Gunmen opened fire on a gathering of Afghan Muslim clerics in the southern province of Helmand, killing seven people, police said on Wednesday.
The Ulemma Council, the highest religious authority in a deeply conservative country, came under attack after it had repeatedly announced its support for security forces fighting the hard-line Islamist Taliban insurgents.
"The meeting was ongoing when two Taliban gunmen attacked the gathering," police official Jan Aqa said.
Four civilians and three police were killed and seven people wounded in the attack in Lashkar Gah, the provincial capital.

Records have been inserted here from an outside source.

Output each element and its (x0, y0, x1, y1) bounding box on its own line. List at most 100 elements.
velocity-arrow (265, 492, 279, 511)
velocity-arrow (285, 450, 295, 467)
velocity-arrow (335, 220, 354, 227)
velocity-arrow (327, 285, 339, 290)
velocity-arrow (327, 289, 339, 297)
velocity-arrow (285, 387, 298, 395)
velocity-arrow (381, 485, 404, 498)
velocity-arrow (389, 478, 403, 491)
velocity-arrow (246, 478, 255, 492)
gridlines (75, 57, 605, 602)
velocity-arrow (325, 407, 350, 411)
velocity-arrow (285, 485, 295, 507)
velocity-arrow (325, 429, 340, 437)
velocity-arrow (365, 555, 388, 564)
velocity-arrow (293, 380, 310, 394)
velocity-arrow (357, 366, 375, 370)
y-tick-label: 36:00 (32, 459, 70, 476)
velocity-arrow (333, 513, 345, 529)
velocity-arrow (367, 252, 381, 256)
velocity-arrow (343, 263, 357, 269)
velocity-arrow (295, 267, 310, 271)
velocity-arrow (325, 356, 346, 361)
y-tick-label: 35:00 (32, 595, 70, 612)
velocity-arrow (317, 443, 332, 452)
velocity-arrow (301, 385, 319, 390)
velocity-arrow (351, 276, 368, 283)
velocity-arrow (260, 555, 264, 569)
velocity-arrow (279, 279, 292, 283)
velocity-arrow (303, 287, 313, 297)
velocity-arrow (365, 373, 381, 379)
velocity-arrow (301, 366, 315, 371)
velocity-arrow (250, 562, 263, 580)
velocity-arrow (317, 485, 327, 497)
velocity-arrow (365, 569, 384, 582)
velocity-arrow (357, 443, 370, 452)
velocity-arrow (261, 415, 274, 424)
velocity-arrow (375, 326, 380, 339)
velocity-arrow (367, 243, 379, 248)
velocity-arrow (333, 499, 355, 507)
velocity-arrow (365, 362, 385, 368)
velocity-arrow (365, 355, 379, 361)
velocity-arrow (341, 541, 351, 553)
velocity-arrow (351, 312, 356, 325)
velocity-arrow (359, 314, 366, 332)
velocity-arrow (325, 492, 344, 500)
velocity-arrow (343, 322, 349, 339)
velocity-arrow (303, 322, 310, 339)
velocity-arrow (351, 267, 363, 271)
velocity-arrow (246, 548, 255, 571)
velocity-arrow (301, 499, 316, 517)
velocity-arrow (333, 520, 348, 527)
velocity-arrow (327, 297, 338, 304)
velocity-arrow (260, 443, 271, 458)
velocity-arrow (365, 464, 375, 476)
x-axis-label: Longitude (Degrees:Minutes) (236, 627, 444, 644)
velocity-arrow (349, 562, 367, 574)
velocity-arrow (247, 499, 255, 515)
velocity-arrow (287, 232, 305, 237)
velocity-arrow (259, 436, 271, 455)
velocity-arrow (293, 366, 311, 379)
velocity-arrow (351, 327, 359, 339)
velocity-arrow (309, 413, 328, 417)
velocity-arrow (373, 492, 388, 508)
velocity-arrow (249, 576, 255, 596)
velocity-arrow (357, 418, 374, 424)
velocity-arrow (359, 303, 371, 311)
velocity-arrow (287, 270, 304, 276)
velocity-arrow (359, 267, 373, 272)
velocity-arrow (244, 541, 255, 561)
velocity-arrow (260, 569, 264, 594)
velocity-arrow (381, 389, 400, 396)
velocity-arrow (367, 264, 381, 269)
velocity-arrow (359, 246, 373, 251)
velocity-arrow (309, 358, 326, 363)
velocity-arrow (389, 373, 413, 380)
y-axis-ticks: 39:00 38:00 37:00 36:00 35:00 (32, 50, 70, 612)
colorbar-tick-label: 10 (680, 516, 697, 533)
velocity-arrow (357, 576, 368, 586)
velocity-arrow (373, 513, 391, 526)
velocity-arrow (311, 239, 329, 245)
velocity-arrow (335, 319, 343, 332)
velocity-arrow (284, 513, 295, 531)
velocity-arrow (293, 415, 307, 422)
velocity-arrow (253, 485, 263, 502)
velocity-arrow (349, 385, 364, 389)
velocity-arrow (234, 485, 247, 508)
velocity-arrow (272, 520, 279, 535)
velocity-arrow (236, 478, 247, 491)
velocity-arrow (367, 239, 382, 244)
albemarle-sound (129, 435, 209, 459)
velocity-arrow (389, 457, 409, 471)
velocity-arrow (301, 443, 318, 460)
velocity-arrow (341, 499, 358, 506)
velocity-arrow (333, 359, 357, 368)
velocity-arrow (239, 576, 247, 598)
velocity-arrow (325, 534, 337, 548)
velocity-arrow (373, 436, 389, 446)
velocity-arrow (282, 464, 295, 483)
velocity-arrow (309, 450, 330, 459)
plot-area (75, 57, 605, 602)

One gunman was killed and another was still fighting with security forces, Aqa added.
The Afghan Taliban, ousted from power in 2001 by US-led forces, have been fighting to bring down the US-backed government in Kabul, and stepped up attacks after most foreign forces pulled out at the end of last year.
Qari Yousuf Ahmadi, a Taliban spokesman, claimed responsibility for the attack and said 15 officials were killed. The insurgents often exaggerate number of casualties they inflict.
Helmand province has been the scene of number of deadly attacks by the Taliban.
Numbering some 3,000 clerics and scholars and headed by a 150-strong National Council, the powerful Ulemma can sway public opinion significantly through mosques across the country that are still main source of Afghan social cohesion.
Taliban insurgents have stepped up their attacks against Afghan forces since they announced their "spring offensive" last month.